Remember, NCAA can't stop realignment

Yesterday, as my roommates and I commiserated about the big conference realignment news, my buddy Paul -- who was furious at the idea of losing the Big East tournament in Madison Square Garden -- came up with an anti-realignment idea: Why doesn't the NCAA stop them?

"They need to step in," Paul said. "Someone has to do something about this."

The answer, I quickly pointed out, was that the NCAA had no power to do so. But it actually bears repeating, because I'm not sure how many casual college sports fans realize this fact: You can criticize the NCAA for plenty of things. Widespread conference realignment is not one of them.

Turns out, NCAA president Mark Emmert actually answered this question to Andy Katz yesterday, and his explanation serves as a helpful of the forces at work here:

"I've been talking to commissioners and presidents and helping to try to keep people focused on the picture and reminding people at the end of the day we're talking about student-athletes and I think the institutions are being as thoughtful as they can on this," Emmert said by phone from the NCAA headquarters in Indianapolis. "We don't have a formal role in any conference configurations.
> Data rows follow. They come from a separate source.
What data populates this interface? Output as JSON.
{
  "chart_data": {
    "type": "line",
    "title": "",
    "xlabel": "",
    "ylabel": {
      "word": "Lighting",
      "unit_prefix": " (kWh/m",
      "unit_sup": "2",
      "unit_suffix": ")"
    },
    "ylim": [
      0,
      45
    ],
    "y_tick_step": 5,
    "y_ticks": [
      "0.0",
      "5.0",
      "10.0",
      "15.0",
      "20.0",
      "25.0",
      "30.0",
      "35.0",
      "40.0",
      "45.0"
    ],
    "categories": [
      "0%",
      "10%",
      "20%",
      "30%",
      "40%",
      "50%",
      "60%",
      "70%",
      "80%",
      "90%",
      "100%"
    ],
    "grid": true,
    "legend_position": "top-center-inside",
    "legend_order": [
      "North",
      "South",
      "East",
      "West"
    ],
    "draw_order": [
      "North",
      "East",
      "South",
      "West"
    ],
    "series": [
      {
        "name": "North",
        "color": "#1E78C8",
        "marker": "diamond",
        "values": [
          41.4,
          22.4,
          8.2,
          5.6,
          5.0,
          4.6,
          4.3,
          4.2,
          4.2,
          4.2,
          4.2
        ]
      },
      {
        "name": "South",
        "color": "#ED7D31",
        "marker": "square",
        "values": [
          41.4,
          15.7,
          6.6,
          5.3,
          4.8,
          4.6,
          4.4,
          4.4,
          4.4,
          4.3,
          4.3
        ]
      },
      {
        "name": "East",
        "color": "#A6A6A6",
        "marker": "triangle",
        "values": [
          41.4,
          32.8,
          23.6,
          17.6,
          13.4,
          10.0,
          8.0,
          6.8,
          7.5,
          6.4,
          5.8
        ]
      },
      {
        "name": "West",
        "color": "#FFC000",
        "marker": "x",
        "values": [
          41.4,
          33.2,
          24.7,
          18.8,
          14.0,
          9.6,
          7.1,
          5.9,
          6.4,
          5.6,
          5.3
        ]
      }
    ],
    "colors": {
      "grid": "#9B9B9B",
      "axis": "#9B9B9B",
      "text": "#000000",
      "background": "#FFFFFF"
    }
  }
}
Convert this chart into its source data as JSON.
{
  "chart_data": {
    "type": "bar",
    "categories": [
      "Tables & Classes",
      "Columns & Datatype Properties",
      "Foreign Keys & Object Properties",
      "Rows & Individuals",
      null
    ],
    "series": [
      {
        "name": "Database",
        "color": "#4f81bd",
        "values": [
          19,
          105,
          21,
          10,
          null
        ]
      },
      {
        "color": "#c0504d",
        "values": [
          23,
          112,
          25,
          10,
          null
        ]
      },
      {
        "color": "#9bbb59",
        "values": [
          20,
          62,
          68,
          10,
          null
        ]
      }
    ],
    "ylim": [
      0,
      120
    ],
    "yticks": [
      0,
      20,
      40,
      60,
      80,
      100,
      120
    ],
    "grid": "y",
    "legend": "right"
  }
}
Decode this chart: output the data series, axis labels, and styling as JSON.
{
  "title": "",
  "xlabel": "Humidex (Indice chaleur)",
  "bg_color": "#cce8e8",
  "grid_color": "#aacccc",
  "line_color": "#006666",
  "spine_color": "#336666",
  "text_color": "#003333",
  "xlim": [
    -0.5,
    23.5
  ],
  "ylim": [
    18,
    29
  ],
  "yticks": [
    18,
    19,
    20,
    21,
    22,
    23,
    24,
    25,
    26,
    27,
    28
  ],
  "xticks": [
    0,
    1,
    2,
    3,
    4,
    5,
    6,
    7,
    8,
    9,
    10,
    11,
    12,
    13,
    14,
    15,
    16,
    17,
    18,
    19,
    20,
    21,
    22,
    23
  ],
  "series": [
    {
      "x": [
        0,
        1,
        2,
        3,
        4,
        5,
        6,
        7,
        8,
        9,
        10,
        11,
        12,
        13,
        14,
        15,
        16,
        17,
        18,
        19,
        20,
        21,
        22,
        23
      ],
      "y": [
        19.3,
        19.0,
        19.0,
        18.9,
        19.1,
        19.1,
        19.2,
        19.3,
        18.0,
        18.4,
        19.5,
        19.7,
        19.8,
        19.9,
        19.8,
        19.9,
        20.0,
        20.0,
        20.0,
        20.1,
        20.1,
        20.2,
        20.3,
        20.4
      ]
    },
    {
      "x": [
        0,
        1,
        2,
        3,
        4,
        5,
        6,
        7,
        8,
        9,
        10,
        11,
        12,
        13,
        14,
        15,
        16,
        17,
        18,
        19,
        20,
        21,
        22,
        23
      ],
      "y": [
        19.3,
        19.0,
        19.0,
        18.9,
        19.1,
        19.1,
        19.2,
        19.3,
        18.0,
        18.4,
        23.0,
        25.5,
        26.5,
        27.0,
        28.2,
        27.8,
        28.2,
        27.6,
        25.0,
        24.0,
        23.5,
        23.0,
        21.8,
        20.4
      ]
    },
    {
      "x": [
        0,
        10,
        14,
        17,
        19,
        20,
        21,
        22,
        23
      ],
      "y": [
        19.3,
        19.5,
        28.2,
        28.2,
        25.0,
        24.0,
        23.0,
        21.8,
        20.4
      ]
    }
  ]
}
The presidents have always had that and always will. As a former university president (at Washington) I know that."

"All of the authority in the NCAA comes from the membership," Emmert said. "The members have never given the NCAA the authority over conference configuration and they're unlikely to ever do that. That is an individual institutional decision and they guard that zealously."

In other words, if you're upset about conference realignment, don't blame the NCAA. There is not a big red button Emmert can push. He can't make an angry phone call to set things right. He can't stop a move that would kill a conference or leave a handful of teams flailing in the storm. He really can't do much of anything.

Like the rest of us, Emmert is sitting and watching and hoping everything works out for the best. Sure, he's "talking" with commissioners and presidents, but he's only just talking. The NCAA membership is never going to give the NCAA president control over its individuals' abilities to change leagues. It's just never going to happen.

Like it or not, realignment is a runaway train, and there's no single conductor able to punch the brakes. This is the reality. We might as well get used to it.